Roman cuisine doesn’t come from Rome, exactly, but from the roads to Rome—the trade routes that brought foods from all over Italy to the capital. In The Roads to Rome, Jarrett and Paolo weave their way between Roman kitchens and through the countryside of Lazio, Umbria, and Emilia-Romagna, meeting farmers and artisans and learning about the origins of the ingredients that gave rise to such iconic dishes as pasta Cacio e Pepe and Spaghetti all’Amatriciana. They go straight to source of the beloved dishes of the countryside, highlighting recipes for everything from Vignarola bursting with sautéed artichokes, fava beans, and spring peas with guanciale to Porchetta made with crisp-roasted pork belly and loin.
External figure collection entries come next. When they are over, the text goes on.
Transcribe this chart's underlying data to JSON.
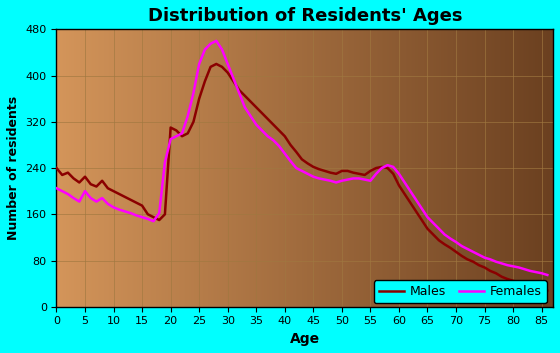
{
  "title": "Distribution of Residents' Ages",
  "xlabel": "Age",
  "ylabel": "Number of residents",
  "xlim": [
    0,
    87
  ],
  "ylim": [
    0,
    480
  ],
  "yticks": [
    0,
    80,
    160,
    240,
    320,
    400,
    480
  ],
  "xticks": [
    0,
    5,
    10,
    15,
    20,
    25,
    30,
    35,
    40,
    45,
    50,
    55,
    60,
    65,
    70,
    75,
    80,
    85
  ],
  "background_outer": "#00FFFF",
  "background_inner_left": "#D4955A",
  "background_inner_right": "#6B4020",
  "grid_color": "#A07840",
  "males_color": "#8B0000",
  "females_color": "#FF00FF",
  "legend_bg": "#00FFFF",
  "ages": [
    0,
    1,
    2,
    3,
    4,
    5,
    6,
    7,
    8,
    9,
    10,
    11,
    12,
    13,
    14,
    15,
    16,
    17,
    18,
    19,
    20,
    21,
    22,
    23,
    24,
    25,
    26,
    27,
    28,
    29,
    30,
    31,
    32,
    33,
    34,
    35,
    36,
    37,
    38,
    39,
    40,
    41,
    42,
    43,
    44,
    45,
    46,
    47,
    48,
    49,
    50,
    51,
    52,
    53,
    54,
    55,
    56,
    57,
    58,
    59,
    60,
    61,
    62,
    63,
    64,
    65,
    66,
    67,
    68,
    69,
    70,
    71,
    72,
    73,
    74,
    75,
    76,
    77,
    78,
    79,
    80,
    81,
    82,
    83,
    84,
    85,
    86
  ],
  "males": [
    240,
    228,
    232,
    222,
    215,
    225,
    212,
    208,
    218,
    205,
    200,
    195,
    190,
    185,
    180,
    175,
    160,
    155,
    150,
    160,
    310,
    305,
    295,
    300,
    320,
    360,
    390,
    415,
    420,
    415,
    405,
    390,
    375,
    365,
    355,
    345,
    335,
    325,
    315,
    305,
    295,
    280,
    268,
    255,
    248,
    242,
    238,
    235,
    232,
    230,
    235,
    235,
    232,
    230,
    228,
    235,
    240,
    242,
    240,
    230,
    210,
    195,
    180,
    165,
    150,
    135,
    125,
    115,
    108,
    102,
    95,
    88,
    82,
    78,
    72,
    68,
    62,
    58,
    52,
    48,
    45,
    42,
    40,
    38,
    35,
    30,
    28
  ],
  "females": [
    205,
    200,
    195,
    188,
    182,
    200,
    188,
    182,
    188,
    178,
    172,
    168,
    165,
    162,
    158,
    155,
    152,
    148,
    162,
    250,
    290,
    295,
    300,
    330,
    370,
    420,
    445,
    455,
    460,
    445,
    420,
    395,
    370,
    345,
    330,
    315,
    305,
    295,
    288,
    278,
    265,
    252,
    240,
    235,
    230,
    225,
    222,
    220,
    218,
    215,
    218,
    220,
    222,
    222,
    220,
    218,
    230,
    240,
    245,
    242,
    230,
    215,
    200,
    185,
    170,
    155,
    145,
    135,
    125,
    118,
    112,
    105,
    100,
    95,
    90,
    85,
    82,
    78,
    75,
    72,
    70,
    68,
    65,
    62,
    60,
    58,
    55
  ]
}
Five years in the making, part-cookbook and part-travelogue, The Roads to Rome is an ode to the butchers, fishermen, and other artisans who feed the city, and how their history and culture come to the plate.
PUBLISHERS WEEKLY
In this lushly photographed cookbook, Wrisley and Vitaletti, who own Italian restaurants in Bangkok, take readers on a delightful culinary tour of Italy. For five years the pair deepened their knowledge of Italian cuisine by feasting north to south along the Appian Way and its arteries, stories of which they share in chapter introductions. They open with a trip to Norcia, near Perugia, which inspires a simple platter of cold cuts (along with sliced porchetta, roasted red peppers, and grilled marinated eggplant), and they end back at their farm outside of Rome with a demanding, sublime preparation of pappardelle in a ragu of pigeon and quail. In between, the duo spends days with a quirky inventor-farmer who lives near Pisa and inspired their creamy, egg-rich carbonara; discover that colatura, an Italian condiment similar to Asian fish sauce, is produced much the same as it was in the 1700s, in the coastal Campania region; and dine on seafood meatballs (minced calamari and white fish) and orecchiette with broccoli rabe from Bari "the end of the Appian Way." The result is a tantalizing collection of authentic, rustic Italian recipes.